It’s not every day you see a lighthouse being moved but that’s just what was happening in Cape Jourimain, New Brunswick Wednesday.
Propped up on supports, the Cape Jourimain Lighthouse was preparing for a big move from its precarious perch at the edge of a cliff.
The cliff is eroding as a result of storms and weather, putting the fate of the more than 140-year-old lighthouse in danger.
“One of the concerns we have here on the island is that we’re losing about one to three feet of coastline every year, so it was looking like we only had about five or six years before it got to the foundation of the lighthouse,” Andrew MacKinnon of the Cape Jourimain Nature Centre said.
The move comes about a year after the lighthouse was officially recognized under the Lighthouse Heritage Protection Act and ownership was transferred to the Cape Jourimain Nature Centre.
After that, it was decided the lighthouse would be moved in from the perils of the weakening coastline to a new foundation, where it would safely sit for visitors to see for years to come.
“We do hope to do some future fund raising to try to do some restoration,” MacKinnon said.
“We’d like to start outside, where you have the shingles, we would like to replace the exterior to get it into a little bit more how it looked historically and then we would look at restoring the interior is well.”
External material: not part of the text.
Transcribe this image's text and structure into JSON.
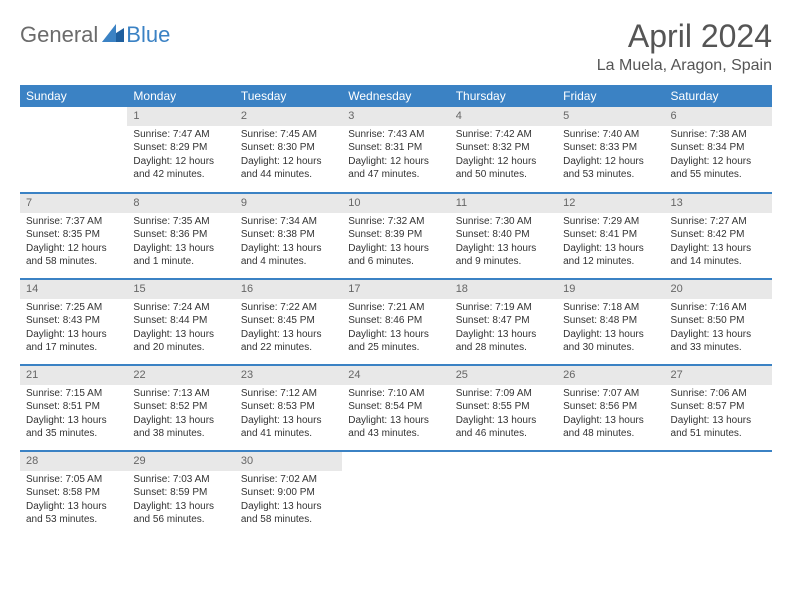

Moving a lighthouse is no small feat — several people and heavy machinery are on hand to make sure everything goes smoothly but some of the techniques used are surprisingly simple.
“We use Ivory soap along the beams to make it slide easier,” said Mervil Rushton of Mervil Rushton Building Movers, the group handling the important task.
This is not the first time a lighthouse has been moved from an eroding cliff in the Maritimes. In November, 2015, crews moved the Gabarus Lighthouse from the edge of a cliff in Cape Breton.